You are viewing a comment permalink. View the original post to see all comments and the full post content.
Comments (142)
Further reflecting, it looks to me like there may be an argument which forces Wei Dai's "updateless" decision theory, very much akin to the argument that I originally used to pin down my timeless decision theory - if you expect to face Counterfactual Muggings, this is the reflectively consistent behavior; a simple-seeming algorithm has been presented which generates it, so unless an even simpler algorithm can be found, we may have to accept it.
The face-value interpretation of this algorithm is a huge bullet to bite even by my standards - it amounts to (depending on your viewpoint) accepting the Self-Indication Assumption or rejecting anthropic reasoning entirely. If a coin is flipped, and on tails you will see a red room, and on heads a googolplex copies of you will be created in green rooms and one copy in a red room, and you wake up and find yourself in a red room, you would assign (behave as if you assigned) 50% posterior probability that the coin had come up tails. In fact it's not yet clear to me how to interpret the behavior of this algorithm in any epistemic terms.
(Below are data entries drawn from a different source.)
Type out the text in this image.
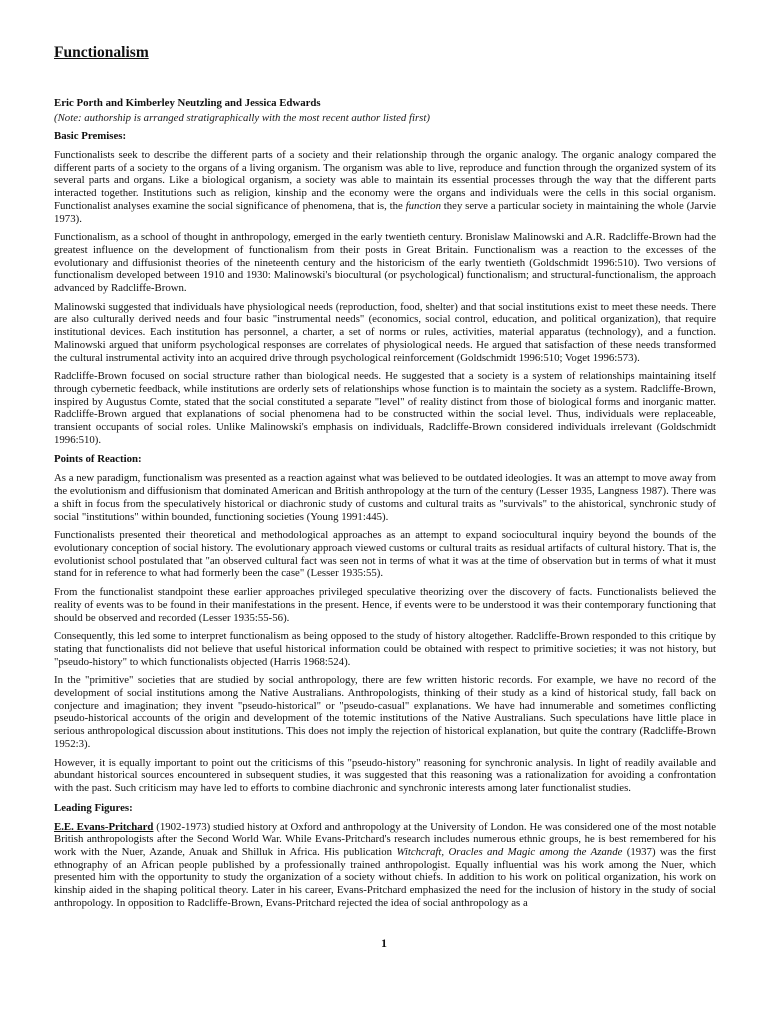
Functionalism

Eric Porth and Kimberley Neutzling and Jessica Edwards

(Note: authorship is arranged stratigraphically with the most recent author listed first)

Basic Premises:

Functionalists seek to describe the different parts of a society and their relationship through the organic analogy. The organic analogy compared the different parts of a society to the organs of a living organism. The organism was able to live, reproduce and function through the organized system of its several parts and organs. Like a biological organism, a society was able to maintain its essential processes through the way that the different parts interacted together. Institutions such as religion, kinship and the economy were the organs and individuals were the cells in this social organism. Functionalist analyses examine the social significance of phenomena, that is, the function they serve a particular society in maintaining the whole (Jarvie 1973).

Functionalism, as a school of thought in anthropology, emerged in the early twentieth century. Bronislaw Malinowski and A.R. Radcliffe-Brown had the greatest influence on the development of functionalism from their posts in Great Britain. Functionalism was a reaction to the excesses of the evolutionary and diffusionist theories of the nineteenth century and the historicism of the early twentieth (Goldschmidt 1996:510). Two versions of functionalism developed between 1910 and 1930: Malinowski's biocultural (or psychological) functionalism; and structural-functionalism, the approach advanced by Radcliffe-Brown.

Malinowski suggested that individuals have physiological needs (reproduction, food, shelter) and that social institutions exist to meet these needs. There are also culturally derived needs and four basic "instrumental needs" (economics, social control, education, and political organization), that require institutional devices. Each institution has personnel, a charter, a set of norms or rules, activities, material apparatus (technology), and a function. Malinowski argued that uniform psychological responses are correlates of physiological needs. He argued that satisfaction of these needs transformed the cultural instrumental activity into an acquired drive through psychological reinforcement (Goldschmidt 1996:510; Voget 1996:573).

Radcliffe-Brown focused on social structure rather than biological needs. He suggested that a society is a system of relationships maintaining itself through cybernetic feedback, while institutions are orderly sets of relationships whose function is to maintain the society as a system. Radcliffe-Brown, inspired by Augustus Comte, stated that the social constituted a separate "level" of reality distinct from those of biological forms and inorganic matter. Radcliffe-Brown argued that explanations of social phenomena had to be constructed within the social level. Thus, individuals were replaceable, transient occupants of social roles. Unlike Malinowski's emphasis on individuals, Radcliffe-Brown considered individuals irrelevant (Goldschmidt 1996:510).

Points of Reaction:

As a new paradigm, functionalism was presented as a reaction against what was believed to be outdated ideologies. It was an attempt to move away from the evolutionism and diffusionism that dominated American and British anthropology at the turn of the century (Lesser 1935, Langness 1987). There was a shift in focus from the speculatively historical or diachronic study of customs and cultural traits as "survivals" to the ahistorical, synchronic study of social "institutions" within bounded, functioning societies (Young 1991:445).

Functionalists presented their theoretical and methodological approaches as an attempt to expand sociocultural inquiry beyond the bounds of the evolutionary conception of social history. The evolutionary approach viewed customs or cultural traits as residual artifacts of cultural history. That is, the evolutionist school postulated that "an observed cultural fact was seen not in terms of what it was at the time of observation but in terms of what it must stand for in reference to what had formerly been the case" (Lesser 1935:55).

From the functionalist standpoint these earlier approaches privileged speculative theorizing over the discovery of facts. Functionalists believed the reality of events was to be found in their manifestations in the present. Hence, if events were to be understood it was their contemporary functioning that should be observed and recorded (Lesser 1935:55-56).

Consequently, this led some to interpret functionalism as being opposed to the study of history altogether. Radcliffe-Brown responded to this critique by stating that functionalists did not believe that useful historical information could be obtained with respect to primitive societies; it was not history, but "pseudo-history" to which functionalists objected (Harris 1968:524).

In the "primitive" societies that are studied by social anthropology, there are few written historic records. For example, we have no record of the development of social institutions among the Native Australians. Anthropologists, thinking of their study as a kind of historical study, fall back on conjecture and imagination; they invent "pseudo-historical" or "pseudo-casual" explanations. We have had innumerable and sometimes conflicting pseudo-historical accounts of the origin and development of the totemic institutions of the Native Australians. Such speculations have little place in serious anthropological discussion about institutions. This does not imply the rejection of historical explanation, but quite the contrary (Radcliffe-Brown 1952:3).

However, it is equally important to point out the criticisms of this "pseudo-history" reasoning for synchronic analysis. In light of readily available and abundant historical sources encountered in subsequent studies, it was suggested that this reasoning was a rationalization for avoiding a confrontation with the past. Such criticism may have led to efforts to combine diachronic and synchronic interests among later functionalist studies.

Leading Figures:

E.E. Evans-Pritchard (1902-1973) studied history at Oxford and anthropology at the University of London. He was considered one of the most notable British anthropologists after the Second World War. While Evans-Pritchard's research includes numerous ethnic groups, he is best remembered for his work with the Nuer, Azande, Anuak and Shilluk in Africa. His publication Witchcraft, Oracles and Magic among the Azande (1937) was the first ethnography of an African people published by a professionally trained anthropologist. Equally influential was his work among the Nuer, which presented him with the opportunity to study the organization of a society without chiefs. In addition to his work on political organization, his work on kinship aided in the shaping political theory. Later in his career, Evans-Pritchard emphasized the need for the inclusion of history in the study of social anthropology. In opposition to Radcliffe-Brown, Evans-Pritchard rejected the idea of social anthropology as a

1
To give credit where it's due, I'd only been talking with Nick Bostrom about this dilemma arising from altruistic timeless decision theorists caring about copies of themselves; the idea of applying the same line of reasoning to all probability updates including over impossible worlds, and using this to solve Drescher's(?) Counterfactual Mugging, had not occurred to me at all.
Wei Dai, you may have solved one of the open problems I named, with consequences that currently seem highly startling. Congratulations again.
Hmm... I've been talking about no-updating approach to decision-making for months, and Counterfactual Mugging was constructed specifically to show where it applies well, in a way that sounds on the surface opposite to "play to win".
The idea itself doesn't seem like anything new, just a way of applying standard expectation maximization, not to individual decisions, but to a choice of strategy as a whole, or agent's source code.
From the point of view of agent, everything it can ever come to know results from computations it runs with its own source code, that take into account interaction with environment. If the choice of strategy doesn't depend on particular observations, on context-specific knowledge about environment, then the only uncertainty that remains is the uncertainty about what the agent itself is going to do (compute) according to selected strategy. In simple situations, uncertainty disappears altogether. In more real-world situations, uncertainty results from there being a huge number of possible contexts in which the agent could operate, so that when the agent has to calculate its action in each such context, it can't know for sure what it's going to calculate in other contexts, while that information is required for the expected utility calculation. That's logical uncertainty.